London will Vietnamesen zurückschicken

In Hongkong lebende Boat people sollen zwangsweise in ihre Heimat zurückgeschickt werden / Im Gegenzug will Großbritannien das Wirtschaftsembargo gegen Vietnam aufheben / 30.000 Flüchtlinge betroffen / Erste Abschiebungen schon in der nächsten Woche?  ■  Aus Dublin Ralf Sotschek

Regierungsbeamte in London bestätigten gestern, daß die britische Regierung geheime Vorbereitungen zur zwangsweisen „Rückführung“ der in Hongkong lebenden vietnamesischen Flüchtlinge trifft. Der erste Transport nach Hanoi, für den ein Flugzeug von „Dragonair“ gechartert worden ist, soll möglicherweise schon in der nächsten Woche stattfinden. Von den britischen Plänen sind mindestens 30.000 Vietnamesen betroffen.

Der britische Außenminister Geoffrey Howe hatte bereits am 28. Juni mit seinem vietnamesischen Amtskollegen Ngoyen Co Tach vereinbart, daß Vietnam die „Boat people“ wieder aufnimmt. Im Gegenzug versprach Howe, das Wirtschaftsembargo gegen Vietnam aufzuheben. Die Finanzhilfe für Vietnam soll als „Wiedereingliederungsgeld“ für die Flüchtlinge deklariert werden.

Die britische Regierung hat versucht, ihre Pläne geheimzuhalten, weil sie fürchtet, daß bei Bekanntwerden ein Aufruhr unter den Flüchtlingen losbrechen werde. Viele Boat people haben bereits erklärt, daß sie eher sterben würden, als nach Vietnam zurückzukehren.

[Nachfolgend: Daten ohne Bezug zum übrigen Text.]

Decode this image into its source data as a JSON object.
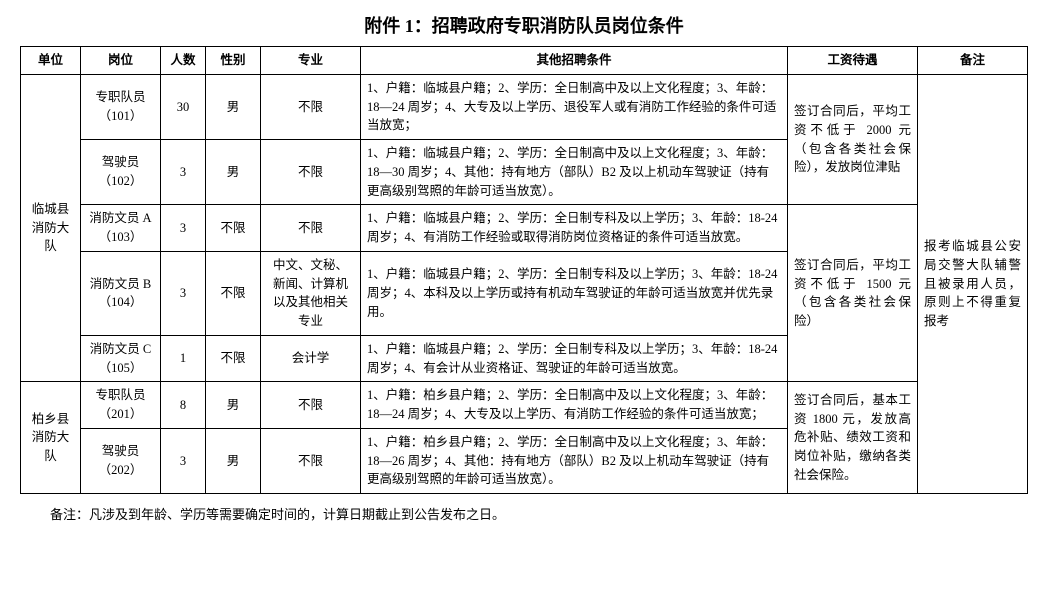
{
  "title": "附件 1：招聘政府专职消防队员岗位条件",
  "headers": {
    "unit": "单位",
    "post": "岗位",
    "num": "人数",
    "gender": "性别",
    "major": "专业",
    "cond": "其他招聘条件",
    "salary": "工资待遇",
    "note": "备注"
  },
  "unit1": "临城县消防大队",
  "unit2": "柏乡县消防大队",
  "r101": {
    "post": "专职队员（101）",
    "num": "30",
    "gender": "男",
    "major": "不限",
    "cond": "1、户籍：临城县户籍；2、学历：全日制高中及以上文化程度；3、年龄：18—24 周岁；4、大专及以上学历、退役军人或有消防工作经验的条件可适当放宽；"
  },
  "r102": {
    "post": "驾驶员（102）",
    "num": "3",
    "gender": "男",
    "major": "不限",
    "cond": "1、户籍：临城县户籍；2、学历：全日制高中及以上文化程度；3、年龄：18—30 周岁；4、其他：持有地方（部队）B2 及以上机动车驾驶证（持有更高级别驾照的年龄可适当放宽）。"
  },
  "r103": {
    "post": "消防文员 A（103）",
    "num": "3",
    "gender": "不限",
    "major": "不限",
    "cond": "1、户籍：临城县户籍；2、学历：全日制专科及以上学历；3、年龄：18-24 周岁；4、有消防工作经验或取得消防岗位资格证的条件可适当放宽。"
  },
  "r104": {
    "post": "消防文员 B（104）",
    "num": "3",
    "gender": "不限",
    "major": "中文、文秘、新闻、计算机以及其他相关专业",
    "cond": "1、户籍：临城县户籍；2、学历：全日制专科及以上学历；3、年龄：18-24 周岁；4、本科及以上学历或持有机动车驾驶证的年龄可适当放宽并优先录用。"
  },
  "r105": {
    "post": "消防文员 C（105）",
    "num": "1",
    "gender": "不限",
    "major": "会计学",
    "cond": "1、户籍：临城县户籍；2、学历：全日制专科及以上学历；3、年龄：18-24 周岁；4、有会计从业资格证、驾驶证的年龄可适当放宽。"
  },
  "r201": {
    "post": "专职队员（201）",
    "num": "8",
    "gender": "男",
    "major": "不限",
    "cond": "1、户籍：柏乡县户籍；2、学历：全日制高中及以上文化程度；3、年龄：18—24 周岁；4、大专及以上学历、有消防工作经验的条件可适当放宽；"
  },
  "r202": {
    "post": "驾驶员（202）",
    "num": "3",
    "gender": "男",
    "major": "不限",
    "cond": "1、户籍：柏乡县户籍；2、学历：全日制高中及以上文化程度；3、年龄：18—26 周岁；4、其他：持有地方（部队）B2 及以上机动车驾驶证（持有更高级别驾照的年龄可适当放宽）。"
  },
  "salary1": "签订合同后，平均工资不低于 2000 元（包含各类社会保险），发放岗位津贴",
  "salary2": "签订合同后，平均工资不低于 1500 元（包含各类社会保险）",
  "salary3": "签订合同后，基本工资 1800 元，发放高危补贴、绩效工资和岗位补贴，缴纳各类社会保险。",
  "note_all": "报考临城县公安局交警大队辅警且被录用人员，原则上不得重复报考",
  "footnote": "备注：凡涉及到年龄、学历等需要确定时间的，计算日期截止到公告发布之日。"
}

Darüber hinaus erwartet London Schwierigkeiten mit der US-Regierung. Die USA lehnen die Rückführung der vietnamesischen Flüchtlinge sowie eine Aufhebung des Wirtschaftsembargos strikt ab.

In Hongkong leben über 15.000 Vietnamesen. Jeden Monat treffen Tausende der Boat people in der britischen Kolonie ein. Der Flüchtlingsstrom ist so groß wie seit zehn Jahren nicht mehr. Die Flüchtlinge werden in Internierungslagern untergebracht, wo bis zu 300 Menschen in einem Saal zusammengepfercht sind. Mit Eisenstangen bewaffnete Banden machen die Lage unsicher und nehmen den Flüchtlingen in vielen Fällen die letzten Habseligkeiten ab. Wegen der unmenschlichen Bedingungen sind viele Menschen in den letzten Jahren freiwillig nach Vietnam zurückgekehrt.

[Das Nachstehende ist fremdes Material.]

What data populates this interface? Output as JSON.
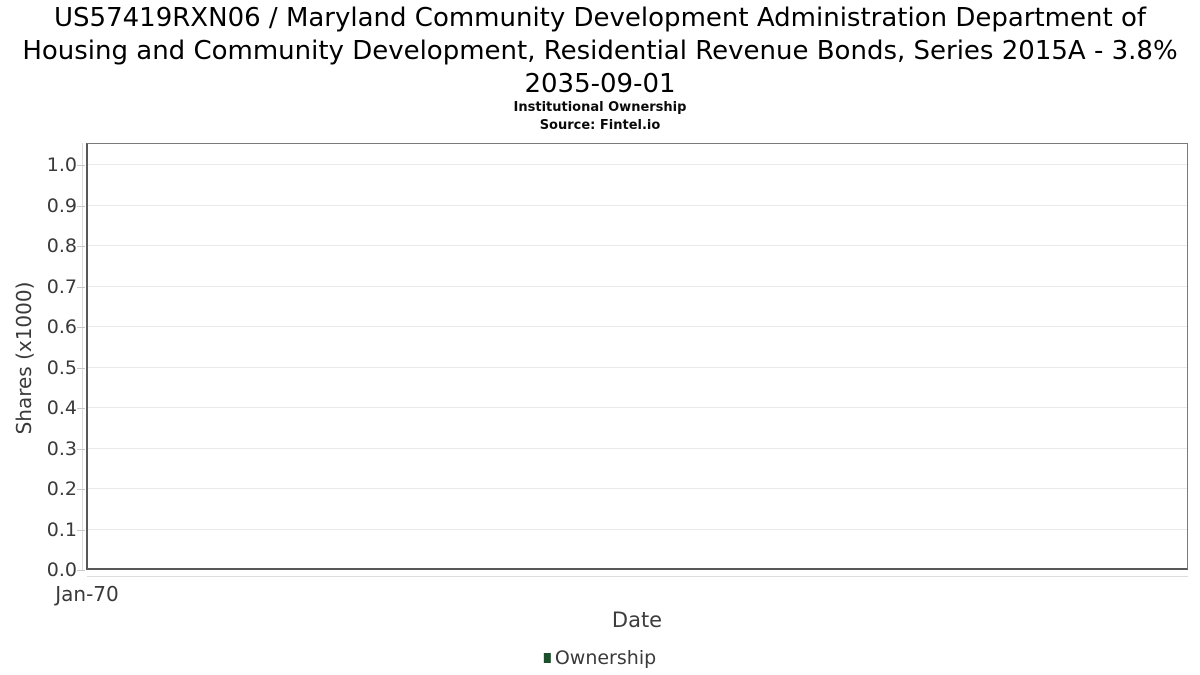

Seit einem Jahr müssen die vietnamesischen Flüchtlinge nach ihrer Ankunft in Hongkong nachweisen, daß sie in ihrer Heimat aus politischen oder religiösen Gründen verfolgt wurden. Diesen Nachweis konnten seitdem jedoch nur zehn Prozent führen. Der Rest wurde von den Behörden Hongkongs als Wirtschaftsflüchtlinge deklariert und wartet nun auf die Ausweisung. Die britische Regierung hat im vergangenen Monat versucht, die internationale Flüchtlingskonferenz für die Unterstützung der Rückführungspolitik zu gewinnen. Die Konferenz beschloß jedoch statt dessen, daß die Flüchtlinge zur freiwilligen Rückkehr nach Vietnam überredet werden sollen.

Die Aufnahme der Boat people diente in Hongkong bisher als Argument dafür, daß die britische Regierung als Gegenleistung der Bevölkerung Hongkongs das Wohnrecht in Großbritannien garantieren müsse, falls das Leben nach der Übergabe Hongkongs an China 1997 unerträglich werden sollte. London hatte sich jedoch geweigert, die Hongkong-Chinesen mit regulären britischen Pässen auszustatten, weil damit auch deren Verwandte in der Volksrepublik China das Niederlassungsrecht in Großbritannien erwerben würden. Insgesamt wären das bis zu sieben Millionen Menschen - eine Zahl, die Großbritannien in Angst und Schrecken versetzt. Viele Hongkonger suchen deshalb nach Möglichkeiten, die Kolonie auf anderem Wege zu verlassen.